Looks like it's happening again... very suspicious 'side-offers' off the main forums and out of sight.

DON'T bite... please report activity like this ASAP.

Thanks and Regards,


----------



## KJSeller

What are they asking?


----------



## Oneacer

Lol ... You mean people actually look at that crap?

Not to mention actually perusing it ..... Wow, one born every minute


----------



## Yanmar Ronin

KJSeller said:


> What are they asking?


Generally responding to a 'wanted' request, saying they have it/send money ASAP.

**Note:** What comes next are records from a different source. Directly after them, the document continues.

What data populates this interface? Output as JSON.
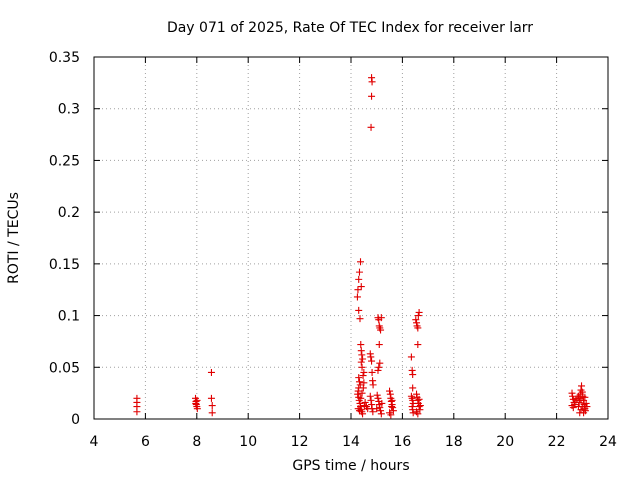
{
  "chart_data": {
    "type": "scatter",
    "title": "Day 071 of 2025, Rate Of TEC Index for receiver larr",
    "xlabel": "GPS time / hours",
    "ylabel": "ROTI / TECUs",
    "xlim": [
      4,
      24
    ],
    "ylim": [
      0,
      0.35
    ],
    "xticks": [
      4,
      6,
      8,
      10,
      12,
      14,
      16,
      18,
      20,
      22,
      24
    ],
    "xtick_labels": [
      "4",
      "6",
      "8",
      "10",
      "12",
      "14",
      "16",
      "18",
      "20",
      "22",
      "24"
    ],
    "yticks": [
      0,
      0.05,
      0.1,
      0.15,
      0.2,
      0.25,
      0.3,
      0.35
    ],
    "ytick_labels": [
      "0",
      "0.05",
      "0.1",
      "0.15",
      "0.2",
      "0.25",
      "0.3",
      "0.35"
    ],
    "grid": true,
    "marker": "plus",
    "color": "#e00000",
    "series": [
      {
        "name": "ROTI",
        "points": [
          [
            5.67,
            0.02
          ],
          [
            5.67,
            0.016
          ],
          [
            5.67,
            0.012
          ],
          [
            5.67,
            0.007
          ],
          [
            7.95,
            0.02
          ],
          [
            7.97,
            0.017
          ],
          [
            7.98,
            0.014
          ],
          [
            8.0,
            0.012
          ],
          [
            8.02,
            0.01
          ],
          [
            7.96,
            0.015
          ],
          [
            8.01,
            0.018
          ],
          [
            8.57,
            0.045
          ],
          [
            8.57,
            0.02
          ],
          [
            8.6,
            0.013
          ],
          [
            8.6,
            0.006
          ],
          [
            14.25,
            0.118
          ],
          [
            14.27,
            0.125
          ],
          [
            14.3,
            0.135
          ],
          [
            14.33,
            0.142
          ],
          [
            14.37,
            0.152
          ],
          [
            14.4,
            0.128
          ],
          [
            14.3,
            0.105
          ],
          [
            14.35,
            0.097
          ],
          [
            14.38,
            0.072
          ],
          [
            14.4,
            0.066
          ],
          [
            14.42,
            0.062
          ],
          [
            14.45,
            0.058
          ],
          [
            14.4,
            0.055
          ],
          [
            14.43,
            0.05
          ],
          [
            14.5,
            0.045
          ],
          [
            14.47,
            0.042
          ],
          [
            14.3,
            0.04
          ],
          [
            14.33,
            0.036
          ],
          [
            14.36,
            0.033
          ],
          [
            14.3,
            0.03
          ],
          [
            14.28,
            0.027
          ],
          [
            14.26,
            0.024
          ],
          [
            14.3,
            0.021
          ],
          [
            14.32,
            0.018
          ],
          [
            14.35,
            0.015
          ],
          [
            14.37,
            0.012
          ],
          [
            14.4,
            0.009
          ],
          [
            14.42,
            0.007
          ],
          [
            14.45,
            0.005
          ],
          [
            14.28,
            0.01
          ],
          [
            14.33,
            0.008
          ],
          [
            14.38,
            0.02
          ],
          [
            14.43,
            0.025
          ],
          [
            14.48,
            0.03
          ],
          [
            14.5,
            0.035
          ],
          [
            14.52,
            0.013
          ],
          [
            14.55,
            0.016
          ],
          [
            14.6,
            0.012
          ],
          [
            14.65,
            0.01
          ],
          [
            14.75,
            0.063
          ],
          [
            14.77,
            0.06
          ],
          [
            14.8,
            0.056
          ],
          [
            14.82,
            0.045
          ],
          [
            14.84,
            0.037
          ],
          [
            14.86,
            0.033
          ],
          [
            14.75,
            0.022
          ],
          [
            14.78,
            0.018
          ],
          [
            14.8,
            0.014
          ],
          [
            14.82,
            0.01
          ],
          [
            14.85,
            0.007
          ],
          [
            14.8,
            0.33
          ],
          [
            14.82,
            0.326
          ],
          [
            14.8,
            0.312
          ],
          [
            14.78,
            0.282
          ],
          [
            15.05,
            0.098
          ],
          [
            15.08,
            0.096
          ],
          [
            15.1,
            0.09
          ],
          [
            15.12,
            0.088
          ],
          [
            15.15,
            0.086
          ],
          [
            15.18,
            0.098
          ],
          [
            15.1,
            0.072
          ],
          [
            15.12,
            0.054
          ],
          [
            15.08,
            0.05
          ],
          [
            15.05,
            0.047
          ],
          [
            15.02,
            0.023
          ],
          [
            15.05,
            0.02
          ],
          [
            15.08,
            0.017
          ],
          [
            15.1,
            0.014
          ],
          [
            15.12,
            0.011
          ],
          [
            15.15,
            0.008
          ],
          [
            15.18,
            0.005
          ],
          [
            15.0,
            0.01
          ],
          [
            15.2,
            0.015
          ],
          [
            15.5,
            0.027
          ],
          [
            15.53,
            0.024
          ],
          [
            15.55,
            0.02
          ],
          [
            15.57,
            0.017
          ],
          [
            15.6,
            0.014
          ],
          [
            15.62,
            0.011
          ],
          [
            15.65,
            0.008
          ],
          [
            15.5,
            0.006
          ],
          [
            15.55,
            0.004
          ],
          [
            15.6,
            0.018
          ],
          [
            15.58,
            0.012
          ],
          [
            16.35,
            0.06
          ],
          [
            16.38,
            0.047
          ],
          [
            16.4,
            0.043
          ],
          [
            16.4,
            0.03
          ],
          [
            16.35,
            0.022
          ],
          [
            16.38,
            0.02
          ],
          [
            16.4,
            0.018
          ],
          [
            16.42,
            0.015
          ],
          [
            16.38,
            0.012
          ],
          [
            16.4,
            0.009
          ],
          [
            16.42,
            0.006
          ],
          [
            16.52,
            0.096
          ],
          [
            16.55,
            0.093
          ],
          [
            16.57,
            0.09
          ],
          [
            16.6,
            0.088
          ],
          [
            16.62,
            0.1
          ],
          [
            16.65,
            0.103
          ],
          [
            16.6,
            0.072
          ],
          [
            16.55,
            0.024
          ],
          [
            16.57,
            0.021
          ],
          [
            16.6,
            0.018
          ],
          [
            16.62,
            0.015
          ],
          [
            16.65,
            0.012
          ],
          [
            16.68,
            0.009
          ],
          [
            16.55,
            0.007
          ],
          [
            16.6,
            0.005
          ],
          [
            16.65,
            0.019
          ],
          [
            16.7,
            0.013
          ],
          [
            22.6,
            0.025
          ],
          [
            22.62,
            0.022
          ],
          [
            22.65,
            0.019
          ],
          [
            22.68,
            0.016
          ],
          [
            22.6,
            0.013
          ],
          [
            22.65,
            0.011
          ],
          [
            22.7,
            0.014
          ],
          [
            22.75,
            0.018
          ],
          [
            22.8,
            0.02
          ],
          [
            22.85,
            0.012
          ],
          [
            22.88,
            0.016
          ],
          [
            22.9,
            0.02
          ],
          [
            22.92,
            0.024
          ],
          [
            22.95,
            0.028
          ],
          [
            22.97,
            0.032
          ],
          [
            23.0,
            0.026
          ],
          [
            23.02,
            0.022
          ],
          [
            23.05,
            0.018
          ],
          [
            23.07,
            0.014
          ],
          [
            23.1,
            0.01
          ],
          [
            23.12,
            0.008
          ],
          [
            22.9,
            0.006
          ],
          [
            22.95,
            0.009
          ],
          [
            23.0,
            0.012
          ],
          [
            23.05,
            0.006
          ],
          [
            23.1,
            0.021
          ],
          [
            22.95,
            0.018
          ],
          [
            23.15,
            0.015
          ],
          [
            23.18,
            0.012
          ],
          [
            22.85,
            0.022
          ]
        ]
      }
    ]
  }
}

Variations on the theme also reported.


----------



## Yanmar Ronin

Oneacer said:


> Lol ... You mean people actually look at that crap?
> 
> Not to mention actually perusing it ..... Wow, one born every minute


Hard not to 'look' at a Conversation... fortunately I don't think anyone here at SBF has fallen for it.


----------



## Oneacer

Oh, ... I thought you meant the side ad's ...

Buyer Beware ... that phrase means a lot more today ... people should always have a reservation about sending money on the blind to anyone they don't know. Once that money is gone it is gone .... also, " if it seems too good to be true, it usually is ".


----------



## Jackmels

I guess I'll stop offering parts to strangers.


----------